IDENTITY STATEMENT
Reference code(s): GB 0074 P84/MTS
Held at: London Metropolitan Archives
Title: SAINT MATTHIAS, EARLS COURT: KENSINGTON AND CHELSEA
Date(s): 1869-1948
Level of description: Collection
Extent: 0.67 linear metres
Name of creator(s): Parish of St Matthias, Earls Court | Church of England
CONTEXT
Administrative/Biographical history:
The church of Saint Matthias was built between 1869 and 1872 to designs by J.H. Hakewill. The church schools - erected in 1878-1879 - survive. The church dates from the period when there was much church building in Kensington to keep pace with the estate development, regardless of proven need or of financial security. The parish derived from Saint Philip's, Earl's Court Road, which was 'High Church' from the time of its first incumbent the Reverend Joseph Claxton. The first vicar of Saint Matthias was the controversial Reverend Samuel Charles Haines. The doors were at the sides not at the west end because Haines wished to avoid 'the gathering of idle persons around the entrance from the main road and so securing greater quiet in services'. Haines was constantly summoned before the Bishop of London for 'Anglo-Catholic excesses'. Services at Saint Matthias under Haines's ministry were 'fashionably extreme and attracted wide attention'. There was also much dispute over parish boundaries.
During World War Two the church was without a vicar and temporarily administered from Saint Cuthbert's. The church was deemed to be too big for its diminished congregation and the parish was merged with Saint Cuthbert's; the building was razed in 1958.
CONTENT
Scope and content/abstract:
Records of the parish of Saint Matthias, Earls Court, including registers of baptisms and marriages; Parochial Church Council minutes; papers relating to the church fixtures and fittings; correspondence; legal documents relating to parish property; and plans and drawings of the church.
ACCESS AND USE
Language/scripts of material: English
System of arrangement:
The records have been sorted into categories which reflect divisions between the different functions and operations of the parish and its administration. Order within these categories reflects chronology.
Conditions governing access:
These records are available for public inspection, although records containing personal information are subject to access restrictions under the UK Data Protection Act, 1998.

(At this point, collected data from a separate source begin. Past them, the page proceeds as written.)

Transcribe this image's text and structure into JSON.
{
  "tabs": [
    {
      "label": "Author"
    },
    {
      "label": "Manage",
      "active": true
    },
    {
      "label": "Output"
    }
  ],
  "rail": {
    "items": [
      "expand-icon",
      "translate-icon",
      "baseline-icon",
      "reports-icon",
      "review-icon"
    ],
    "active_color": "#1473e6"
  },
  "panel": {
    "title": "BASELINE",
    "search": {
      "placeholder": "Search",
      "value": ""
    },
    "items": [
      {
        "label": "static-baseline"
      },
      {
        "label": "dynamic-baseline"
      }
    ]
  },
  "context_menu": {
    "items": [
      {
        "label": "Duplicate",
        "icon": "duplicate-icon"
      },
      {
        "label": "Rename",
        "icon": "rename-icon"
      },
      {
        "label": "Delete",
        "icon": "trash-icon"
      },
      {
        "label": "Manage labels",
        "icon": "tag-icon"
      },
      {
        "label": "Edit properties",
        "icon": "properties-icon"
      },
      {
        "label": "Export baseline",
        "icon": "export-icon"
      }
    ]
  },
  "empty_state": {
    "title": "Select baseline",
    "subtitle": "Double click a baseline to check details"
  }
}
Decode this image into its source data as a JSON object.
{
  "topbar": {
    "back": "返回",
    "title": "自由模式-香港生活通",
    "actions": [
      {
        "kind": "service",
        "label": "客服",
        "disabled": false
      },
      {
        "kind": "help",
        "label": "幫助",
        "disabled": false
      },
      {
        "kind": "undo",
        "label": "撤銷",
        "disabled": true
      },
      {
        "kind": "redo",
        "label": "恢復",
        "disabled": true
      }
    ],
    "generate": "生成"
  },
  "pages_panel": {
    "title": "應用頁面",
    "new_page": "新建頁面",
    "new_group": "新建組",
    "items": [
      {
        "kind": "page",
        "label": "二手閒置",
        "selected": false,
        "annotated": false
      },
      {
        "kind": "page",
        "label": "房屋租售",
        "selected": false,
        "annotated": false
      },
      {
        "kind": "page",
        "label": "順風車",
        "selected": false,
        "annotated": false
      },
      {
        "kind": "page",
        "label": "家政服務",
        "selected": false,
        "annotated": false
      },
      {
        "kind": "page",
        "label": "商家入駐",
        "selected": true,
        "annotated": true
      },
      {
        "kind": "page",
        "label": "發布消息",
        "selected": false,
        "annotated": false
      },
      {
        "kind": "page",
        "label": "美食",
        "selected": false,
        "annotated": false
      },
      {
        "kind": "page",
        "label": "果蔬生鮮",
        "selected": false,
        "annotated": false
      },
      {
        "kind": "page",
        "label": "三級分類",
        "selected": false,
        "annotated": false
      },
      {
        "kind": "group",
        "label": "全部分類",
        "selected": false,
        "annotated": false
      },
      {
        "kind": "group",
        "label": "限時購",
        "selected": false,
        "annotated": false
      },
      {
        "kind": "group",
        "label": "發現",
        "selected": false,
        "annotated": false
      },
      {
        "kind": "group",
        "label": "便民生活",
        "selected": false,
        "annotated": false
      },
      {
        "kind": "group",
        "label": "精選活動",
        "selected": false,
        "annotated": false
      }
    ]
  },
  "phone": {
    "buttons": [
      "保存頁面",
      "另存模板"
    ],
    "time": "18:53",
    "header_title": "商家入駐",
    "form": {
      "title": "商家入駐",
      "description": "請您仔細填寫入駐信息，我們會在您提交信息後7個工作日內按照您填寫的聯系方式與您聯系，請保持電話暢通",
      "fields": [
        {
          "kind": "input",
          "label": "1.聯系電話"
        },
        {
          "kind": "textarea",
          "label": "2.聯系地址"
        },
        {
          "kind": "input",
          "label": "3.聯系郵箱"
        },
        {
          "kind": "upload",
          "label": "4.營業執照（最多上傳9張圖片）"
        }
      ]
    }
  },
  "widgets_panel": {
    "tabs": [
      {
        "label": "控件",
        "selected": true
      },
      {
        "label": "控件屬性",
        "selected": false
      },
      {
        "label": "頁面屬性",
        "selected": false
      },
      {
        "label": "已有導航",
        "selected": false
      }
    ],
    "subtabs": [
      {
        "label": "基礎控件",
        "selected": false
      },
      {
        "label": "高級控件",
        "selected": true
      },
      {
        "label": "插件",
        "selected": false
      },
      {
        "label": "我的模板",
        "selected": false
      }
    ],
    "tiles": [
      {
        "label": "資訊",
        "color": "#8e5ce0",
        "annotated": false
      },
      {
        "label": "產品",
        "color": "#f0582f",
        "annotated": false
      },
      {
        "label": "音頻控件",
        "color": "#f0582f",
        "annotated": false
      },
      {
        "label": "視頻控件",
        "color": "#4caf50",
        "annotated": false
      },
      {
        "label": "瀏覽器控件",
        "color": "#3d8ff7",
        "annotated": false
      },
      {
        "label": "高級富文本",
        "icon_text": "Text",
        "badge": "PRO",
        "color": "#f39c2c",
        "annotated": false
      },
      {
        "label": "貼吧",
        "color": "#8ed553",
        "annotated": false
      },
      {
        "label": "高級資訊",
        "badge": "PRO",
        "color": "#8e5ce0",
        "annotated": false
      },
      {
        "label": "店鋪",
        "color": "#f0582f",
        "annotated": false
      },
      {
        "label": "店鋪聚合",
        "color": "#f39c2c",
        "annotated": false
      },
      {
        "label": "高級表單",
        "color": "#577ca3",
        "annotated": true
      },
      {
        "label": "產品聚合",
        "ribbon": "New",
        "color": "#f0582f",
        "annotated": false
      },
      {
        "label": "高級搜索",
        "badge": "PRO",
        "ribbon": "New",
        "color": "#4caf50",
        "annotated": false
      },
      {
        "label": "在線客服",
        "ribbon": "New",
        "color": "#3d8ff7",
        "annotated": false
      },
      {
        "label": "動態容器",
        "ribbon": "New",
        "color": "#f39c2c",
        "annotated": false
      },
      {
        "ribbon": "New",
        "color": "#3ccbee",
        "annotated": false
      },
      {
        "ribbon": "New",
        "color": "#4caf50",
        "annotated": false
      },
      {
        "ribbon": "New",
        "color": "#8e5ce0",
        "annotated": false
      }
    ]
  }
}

Conditions governing reproduction:
Copyright to these records rests with the depositor.
Physical characteristics:
Fit
Finding aids:
Please see online catalogues at: http://search.lma.gov.uk/opac_lma/index.htm
ARCHIVAL INFORMATION
Archival history:
Immediate source of acquisition:
Records deposited in the former London County Council Record Office, 17 April 1963.
ALLIED MATERIALS
Publication note:
Survey of London, Volume XLII, (1986), LMA Library reference 92.1 GLC.
DESCRIPTION NOTES
Rules or conventions: Compiled in compliance with General International Standard Archival Description, ISAD(G), second edition, 2000; National Council on Archives Rules for the Construction of Personal, Place and Corporate Names, 1997.
Date(s) of descriptions: April to June 2010.